Marie-Christine Statz set her fall 2021 collection in the Centre Pompidou, the beacon of postmodernism in Paris’s Les Halles neighborhood. The last show set in the museum wasn’t really set there at all; Louis Vuitton flexed its powers and created a mock-up of the Pompidou inside the Louvre in 2019. The spirit of that Vuitton collection and Statz’s latest for Gauchere are the same: the way women on the street dress.
Of course, the world has changed in innumerable ways since 2019. Statz is an exacting tailor, and her vision of modern female dress hinged on a dropped and deflated shoulder, which gave models a friendly prowess. Navy suits and brushed mohair turtlenecks followed the same line—slightly aggressive but easy. In a nod to current behavior in Beaubourg, Statz’s models passed each other in the Pompidou’s corridors and on escalators but did not acknowledge one another. “They are crossing but not interacting,” she said over a video chat. “They are locked in and isolated in their own worlds.”

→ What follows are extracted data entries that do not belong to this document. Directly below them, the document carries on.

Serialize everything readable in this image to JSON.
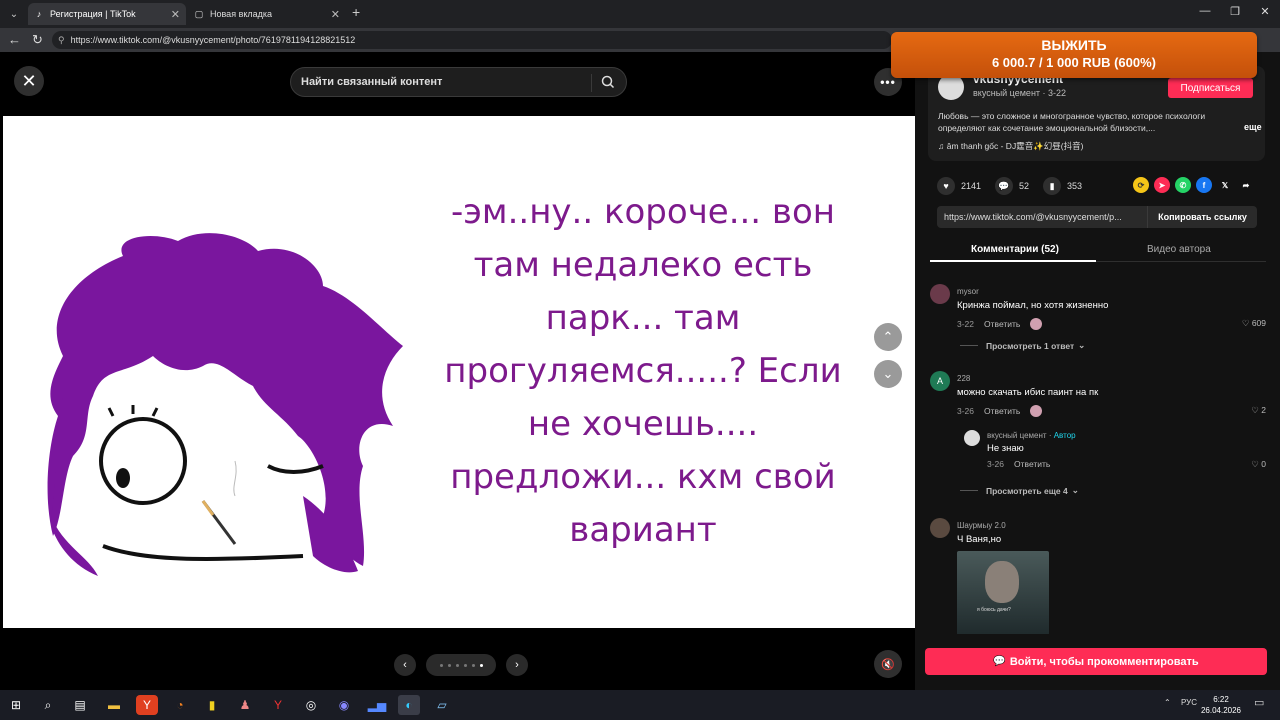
{
  "browser": {
    "tabs": [
      {
        "title": "Регистрация | TikTok",
        "active": true
      },
      {
        "title": "Новая вкладка",
        "active": false
      }
    ],
    "url": "https://www.tiktok.com/@vkusnyycement/photo/7619781194128821512"
  },
  "promo": {
    "line1": "ВЫЖИТЬ",
    "line2": "6 000.7 / 1 000 RUB (600%)"
  },
  "viewer": {
    "search_placeholder": "Найти связанный контент",
    "photo_text_lines": [
      "-эм..ну.. короче... вон",
      "там недалеко есть",
      "парк... там",
      "прогуляемся.....? Если",
      "не хочешь....",
      "предложи... кхм свой",
      "вариант"
    ],
    "colors": {
      "text": "#7d1a8c",
      "hair": "#7a169e"
    },
    "pager": {
      "total": 6,
      "current": 6
    }
  },
  "post": {
    "author_handle": "vkusnyycement",
    "author_sub": "вкусный цемент · 3-22",
    "follow_label": "Подписаться",
    "description": "Любовь — это сложное и многогранное чувство, которое психологи определяют как сочетание эмоциональной близости,...",
    "more_label": "еще",
    "music": "âm thanh gốc - DJ霆音✨幻昼(抖音)",
    "likes": "2141",
    "comments": "52",
    "saves": "353",
    "link": "https://www.tiktok.com/@vkusnyycement/p...",
    "copy_label": "Копировать ссылку"
  },
  "tabs": {
    "comments_label": "Комментарии (52)",
    "author_videos_label": "Видео автора"
  },
  "comments": [
    {
      "name": "mysor",
      "text": "Кринжа поймал, но хотя жизненно",
      "date": "3-22",
      "reply_label": "Ответить",
      "likes": "609",
      "view_replies": "Просмотреть 1 ответ"
    },
    {
      "name": "228",
      "avatar_letter": "A",
      "text": "можно скачать ибис паинт на пк",
      "date": "3-26",
      "reply_label": "Ответить",
      "likes": "2",
      "reply": {
        "name": "вкусный цемент",
        "author_tag": "Автор",
        "text": "Не знаю",
        "date": "3-26",
        "reply_label": "Ответить",
        "likes": "0"
      },
      "view_more": "Просмотреть еще 4"
    },
    {
      "name": "Шаурмыу 2.0",
      "text": "Ч Ваня,но",
      "image_caption": "я боюсь дачи?"
    }
  ],
  "login_label": "Войти, чтобы прокомментировать",
  "taskbar": {
    "lang": "РУС",
    "time": "6:22",
    "date": "26.04.2026"
  }
}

Their clothing will have a freeing effect. Even with such a no-fuss attitude, Statz found ways to inject warmth. She cut a swinging tank dress in a spongy, nubbly knit and color-blocked shades of azure and grass within a single spritely look. On their feet, models wore sneakers as part of a collaboration with Li-Ning or Gauchere’s first foray into its own footwear: pillowy slides and pumps that are stuffed to have a cushy, exaggerated effect. “Structure, but with a softness to it,” Statz called it. As we begin to venture out into the world again, that proposition certainly has legs.